Los teléfonos de ventas ya no suenan sin parar. Ahora solo reciben llamadas cuando están en reuniones agendadas de treinta minutos con leads cualificados.
Los asesores ahora se dedican a lo que realmente importa: contestar correos de seguimiento, cerrar negocios desde HubSpot, preparar propuestas personalizadas. No están apagando fuegos al teléfono todo el día.
Los contactos que no agendaban, que no leían correos, que no revisaban presupuestos, ahora tienen su cita confirmada desde la primera llamada.
Cero vacaciones.
cualificadas.
Cero perdidas.
(solo transcripción).
tuve que contratar.
¿Funciona bien? ¿Comete errores?
Persistente. 100% operativo. Brutalmente eficiente.
Las únicas limitaciones que he detectado
No son realmente errores de Elio. Son limitaciones de la tecnología de transcripción:
- Cuando entra un canario con acento muy marcado
- Cuando alguien intenta hablar en inglés y la transcripción se vuelve loca
- Cuando el usuario no sabe deletrear su correo correctamente
- Cuando el contacto habla muy bajo, muy rápido o es extremadamente tímido
En esos casos, ni Elio ni yo entendemos nada. Es así.
Estoy detrás revisando cada grabación. Me llegan por email con la transcripción completa y el sentimiento de la llamada. Cuando el sentimiento es neutral (ni positivo ni negativo), hago seguimiento manual.
Y aquí viene lo mejor: cuando llamo a esos contactos que no agendaron cita, siempre les pregunto qué tal con Elio.
"Mili, yo quiero a Elio trabajando en mi empresa."

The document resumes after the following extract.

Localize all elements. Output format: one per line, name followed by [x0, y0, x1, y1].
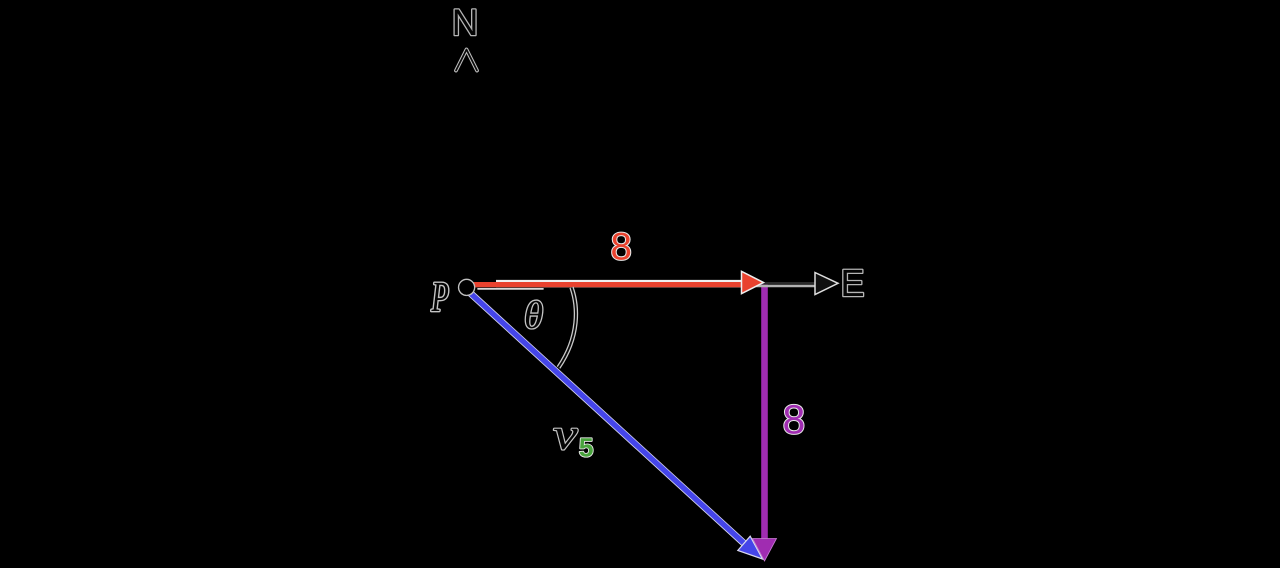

TODOS, sin excepción, me dicen lo mismo.
Entre risas, les asesoro. Les explico lo que puede hacer exactamente. Y les digo que pronto podrán contratarlo.
¿Ya está listo?
Sí, en producción. Pero el trabajo no ha terminado. Ni de lejos.
Elio tiene un mes y medio de vida laboral. Acaba de salir de la universidad de Silicon Valley.
Lo que queda por hacer
Hay que seguir dándole gasolina. Mejorando los escenarios en n8n. Dándole memoria al agente para que recuerde contextos de llamadas anteriores. Integrándolo con HubSpot creando flujos de trabajo dentro de nuestras automatizaciones diarias para que cada asesor reciba las variables de actuación en tiempo real.

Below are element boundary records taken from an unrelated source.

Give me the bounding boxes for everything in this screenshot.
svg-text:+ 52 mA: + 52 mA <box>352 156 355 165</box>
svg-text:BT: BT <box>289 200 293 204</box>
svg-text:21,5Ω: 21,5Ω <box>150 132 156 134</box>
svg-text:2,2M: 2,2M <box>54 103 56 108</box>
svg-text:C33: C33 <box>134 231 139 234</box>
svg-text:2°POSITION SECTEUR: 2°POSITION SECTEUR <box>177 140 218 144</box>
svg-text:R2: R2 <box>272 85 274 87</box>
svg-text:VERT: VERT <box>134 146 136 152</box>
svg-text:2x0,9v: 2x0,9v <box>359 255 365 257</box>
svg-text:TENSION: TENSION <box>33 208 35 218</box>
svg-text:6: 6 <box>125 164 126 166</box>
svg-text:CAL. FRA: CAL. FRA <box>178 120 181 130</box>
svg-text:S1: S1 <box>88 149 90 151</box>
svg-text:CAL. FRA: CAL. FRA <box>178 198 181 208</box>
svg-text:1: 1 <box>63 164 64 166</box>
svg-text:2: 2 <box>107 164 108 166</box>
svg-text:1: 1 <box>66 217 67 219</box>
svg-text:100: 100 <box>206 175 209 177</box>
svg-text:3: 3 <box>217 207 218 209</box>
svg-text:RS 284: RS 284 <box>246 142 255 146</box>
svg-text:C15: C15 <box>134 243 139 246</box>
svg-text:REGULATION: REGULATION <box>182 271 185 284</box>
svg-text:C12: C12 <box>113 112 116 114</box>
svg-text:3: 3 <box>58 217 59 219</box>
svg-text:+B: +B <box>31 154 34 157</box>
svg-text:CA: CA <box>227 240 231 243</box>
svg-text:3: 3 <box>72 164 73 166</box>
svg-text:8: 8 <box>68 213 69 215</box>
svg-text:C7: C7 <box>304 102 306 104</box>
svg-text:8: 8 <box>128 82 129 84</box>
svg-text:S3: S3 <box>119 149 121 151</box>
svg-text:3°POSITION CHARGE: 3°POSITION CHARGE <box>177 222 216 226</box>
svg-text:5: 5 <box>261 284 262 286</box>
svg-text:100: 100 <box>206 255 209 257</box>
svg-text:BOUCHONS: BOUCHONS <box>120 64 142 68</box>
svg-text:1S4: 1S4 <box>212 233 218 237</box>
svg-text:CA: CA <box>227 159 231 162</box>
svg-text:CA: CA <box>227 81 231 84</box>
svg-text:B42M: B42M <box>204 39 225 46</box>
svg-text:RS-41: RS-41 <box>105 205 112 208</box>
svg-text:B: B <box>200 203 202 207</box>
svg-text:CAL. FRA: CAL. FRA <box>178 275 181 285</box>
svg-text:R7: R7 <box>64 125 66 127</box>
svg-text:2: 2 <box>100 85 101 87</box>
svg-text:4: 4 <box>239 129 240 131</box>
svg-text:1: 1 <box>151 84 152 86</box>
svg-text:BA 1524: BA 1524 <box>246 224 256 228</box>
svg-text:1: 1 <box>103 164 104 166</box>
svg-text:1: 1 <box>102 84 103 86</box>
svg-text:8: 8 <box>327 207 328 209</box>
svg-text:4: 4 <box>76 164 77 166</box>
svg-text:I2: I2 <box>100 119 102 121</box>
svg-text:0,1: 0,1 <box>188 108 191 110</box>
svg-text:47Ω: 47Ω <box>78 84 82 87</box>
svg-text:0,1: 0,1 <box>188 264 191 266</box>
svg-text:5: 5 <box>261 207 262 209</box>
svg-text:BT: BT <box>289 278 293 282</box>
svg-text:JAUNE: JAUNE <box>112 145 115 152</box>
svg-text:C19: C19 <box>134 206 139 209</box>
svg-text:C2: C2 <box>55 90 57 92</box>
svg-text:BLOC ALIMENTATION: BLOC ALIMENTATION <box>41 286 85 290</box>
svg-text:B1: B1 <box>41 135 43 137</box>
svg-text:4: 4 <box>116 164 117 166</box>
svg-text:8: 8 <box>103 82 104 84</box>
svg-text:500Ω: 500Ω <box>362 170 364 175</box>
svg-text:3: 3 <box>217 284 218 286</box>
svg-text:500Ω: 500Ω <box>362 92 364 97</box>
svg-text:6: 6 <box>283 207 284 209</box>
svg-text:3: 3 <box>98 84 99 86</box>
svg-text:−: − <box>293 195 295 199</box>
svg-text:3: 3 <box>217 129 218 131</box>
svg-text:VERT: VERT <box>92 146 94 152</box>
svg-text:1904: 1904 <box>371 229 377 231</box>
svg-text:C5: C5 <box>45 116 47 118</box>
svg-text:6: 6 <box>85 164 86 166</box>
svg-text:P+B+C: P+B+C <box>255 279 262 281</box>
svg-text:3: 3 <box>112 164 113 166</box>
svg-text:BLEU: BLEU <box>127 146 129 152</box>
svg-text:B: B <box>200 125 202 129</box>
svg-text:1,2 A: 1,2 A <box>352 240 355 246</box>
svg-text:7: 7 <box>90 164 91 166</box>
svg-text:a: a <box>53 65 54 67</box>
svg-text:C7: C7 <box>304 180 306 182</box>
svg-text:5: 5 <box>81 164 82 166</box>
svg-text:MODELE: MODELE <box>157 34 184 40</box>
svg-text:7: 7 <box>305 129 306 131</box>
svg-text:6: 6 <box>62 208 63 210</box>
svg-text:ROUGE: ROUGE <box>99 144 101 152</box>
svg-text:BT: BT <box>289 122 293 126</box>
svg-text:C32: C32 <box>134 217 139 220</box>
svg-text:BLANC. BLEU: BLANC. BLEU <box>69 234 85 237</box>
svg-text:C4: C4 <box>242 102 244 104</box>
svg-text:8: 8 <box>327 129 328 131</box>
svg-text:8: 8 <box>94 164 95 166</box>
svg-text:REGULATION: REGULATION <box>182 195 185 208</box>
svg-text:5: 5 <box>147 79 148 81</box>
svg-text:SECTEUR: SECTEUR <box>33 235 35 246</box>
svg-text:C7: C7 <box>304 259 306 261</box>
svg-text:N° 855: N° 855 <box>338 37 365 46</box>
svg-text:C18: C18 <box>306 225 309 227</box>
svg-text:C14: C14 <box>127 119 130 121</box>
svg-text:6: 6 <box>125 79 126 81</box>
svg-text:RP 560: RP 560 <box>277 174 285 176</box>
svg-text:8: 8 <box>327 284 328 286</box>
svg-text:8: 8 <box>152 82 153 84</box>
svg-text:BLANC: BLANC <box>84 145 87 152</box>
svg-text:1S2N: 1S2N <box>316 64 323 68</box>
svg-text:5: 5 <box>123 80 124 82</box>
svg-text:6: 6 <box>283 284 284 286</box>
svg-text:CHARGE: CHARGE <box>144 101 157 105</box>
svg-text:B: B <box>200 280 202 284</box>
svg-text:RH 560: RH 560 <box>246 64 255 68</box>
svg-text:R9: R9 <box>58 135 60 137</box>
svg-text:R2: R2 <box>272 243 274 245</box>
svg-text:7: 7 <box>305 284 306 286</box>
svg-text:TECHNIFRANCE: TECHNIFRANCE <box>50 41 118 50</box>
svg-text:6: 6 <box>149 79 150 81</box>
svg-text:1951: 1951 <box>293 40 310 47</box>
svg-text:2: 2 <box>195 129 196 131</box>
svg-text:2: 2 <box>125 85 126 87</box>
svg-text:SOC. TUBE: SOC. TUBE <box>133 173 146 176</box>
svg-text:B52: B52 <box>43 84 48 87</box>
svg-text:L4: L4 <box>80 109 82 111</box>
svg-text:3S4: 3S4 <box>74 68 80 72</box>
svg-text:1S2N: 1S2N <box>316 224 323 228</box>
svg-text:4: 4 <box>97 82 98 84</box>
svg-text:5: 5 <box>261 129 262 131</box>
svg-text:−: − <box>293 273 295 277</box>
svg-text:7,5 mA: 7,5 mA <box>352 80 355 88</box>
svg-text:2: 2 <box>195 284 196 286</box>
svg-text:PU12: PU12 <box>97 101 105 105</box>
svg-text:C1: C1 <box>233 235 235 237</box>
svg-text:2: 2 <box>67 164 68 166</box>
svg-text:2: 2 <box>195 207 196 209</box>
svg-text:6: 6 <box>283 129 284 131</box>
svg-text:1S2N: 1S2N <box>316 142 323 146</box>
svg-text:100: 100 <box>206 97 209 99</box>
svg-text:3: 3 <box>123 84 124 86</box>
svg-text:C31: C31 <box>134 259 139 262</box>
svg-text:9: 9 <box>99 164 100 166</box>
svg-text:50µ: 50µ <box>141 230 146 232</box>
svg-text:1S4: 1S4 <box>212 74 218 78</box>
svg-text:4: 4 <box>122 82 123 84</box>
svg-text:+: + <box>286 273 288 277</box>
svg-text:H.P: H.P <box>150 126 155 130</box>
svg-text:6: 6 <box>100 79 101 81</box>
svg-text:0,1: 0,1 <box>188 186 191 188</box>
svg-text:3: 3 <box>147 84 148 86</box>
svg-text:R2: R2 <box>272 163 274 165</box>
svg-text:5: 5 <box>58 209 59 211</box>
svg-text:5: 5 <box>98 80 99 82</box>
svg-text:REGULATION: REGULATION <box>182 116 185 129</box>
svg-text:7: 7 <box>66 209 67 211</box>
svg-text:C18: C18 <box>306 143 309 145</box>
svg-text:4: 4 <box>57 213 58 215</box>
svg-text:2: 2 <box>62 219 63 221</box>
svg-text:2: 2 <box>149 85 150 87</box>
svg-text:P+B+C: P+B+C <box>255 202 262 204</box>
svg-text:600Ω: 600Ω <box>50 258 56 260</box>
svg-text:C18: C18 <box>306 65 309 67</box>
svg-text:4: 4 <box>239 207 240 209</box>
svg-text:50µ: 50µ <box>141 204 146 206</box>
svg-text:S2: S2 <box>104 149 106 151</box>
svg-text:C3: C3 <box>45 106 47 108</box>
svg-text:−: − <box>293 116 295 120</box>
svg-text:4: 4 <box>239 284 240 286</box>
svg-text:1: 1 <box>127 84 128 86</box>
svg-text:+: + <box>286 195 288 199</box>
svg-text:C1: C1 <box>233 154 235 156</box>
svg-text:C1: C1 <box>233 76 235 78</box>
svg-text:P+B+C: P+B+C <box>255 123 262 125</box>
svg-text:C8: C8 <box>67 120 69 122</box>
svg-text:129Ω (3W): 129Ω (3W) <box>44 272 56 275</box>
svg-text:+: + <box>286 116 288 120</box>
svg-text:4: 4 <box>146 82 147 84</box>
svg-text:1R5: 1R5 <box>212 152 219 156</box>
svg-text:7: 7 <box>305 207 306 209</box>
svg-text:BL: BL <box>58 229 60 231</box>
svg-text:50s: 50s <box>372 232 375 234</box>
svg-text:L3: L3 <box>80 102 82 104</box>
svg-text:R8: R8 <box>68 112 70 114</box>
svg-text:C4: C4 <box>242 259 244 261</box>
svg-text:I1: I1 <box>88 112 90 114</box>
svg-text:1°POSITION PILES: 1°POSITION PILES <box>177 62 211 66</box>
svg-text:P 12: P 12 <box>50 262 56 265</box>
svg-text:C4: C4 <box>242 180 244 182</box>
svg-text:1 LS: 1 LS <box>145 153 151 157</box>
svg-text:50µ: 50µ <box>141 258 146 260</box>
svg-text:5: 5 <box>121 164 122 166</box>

Optimizar al máximo el prompt y reducir el número de tokens. Cada palabra cuenta. Cada instrucción tiene que estar afinada al milímetro.

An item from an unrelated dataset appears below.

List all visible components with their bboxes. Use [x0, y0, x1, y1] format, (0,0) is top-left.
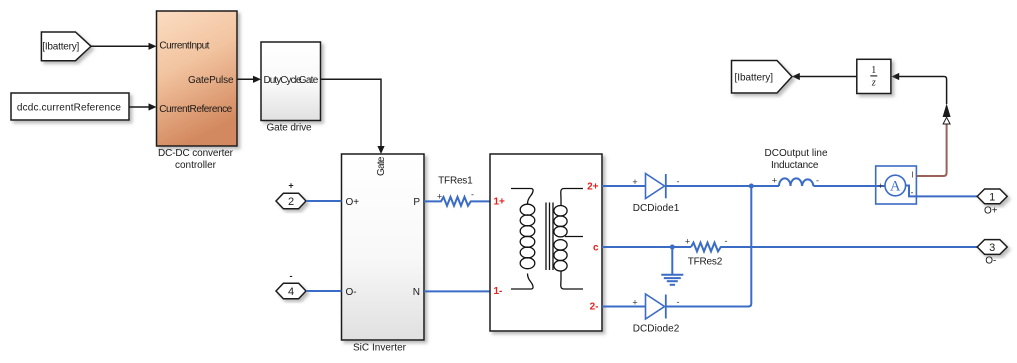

Optimizar cada una de las bases de conocimiento al máximo. Sin información redundante. Sin ruido. Solo lo esencial.
El ecosistema de agentes
Ahora mismo tengo varios Elios funcionando:
Elio en la cola de ventas de España
Atiende a todos los "no clientes" que llaman. Cualifica. Transfiere. Agenda.
Elio como asistente de cada asesor de España
Cada asesor tiene su propio agente personalizado que le ayuda con su cartera de clientes.
Y me falta publicar a los diferentes agentes para atender a los contactos de América Latina. Cada asesor con su agente. Cada mercado con sus particularidades.
En la próxima semana lo tendré listo para publicar, pero tiene cambios en la configuración y en el prompt bastante importantes.
Porque cada agente hay que adaptarlo. No es copiar y pegar. Es entender el mercado, el acento, las necesidades específicas, el lenguaje de cada región.
El trabajo continúa. La optimización nunca termina.
Pero ya está haciendo el trabajo que antes iba a requerir contratar cuatro personas y formarlas durante meses. Y lo hace 24/7. Sin vacaciones. Sin bajas. Sin errores humanos que tanto nos matan a los que estamos en el frente de batalla.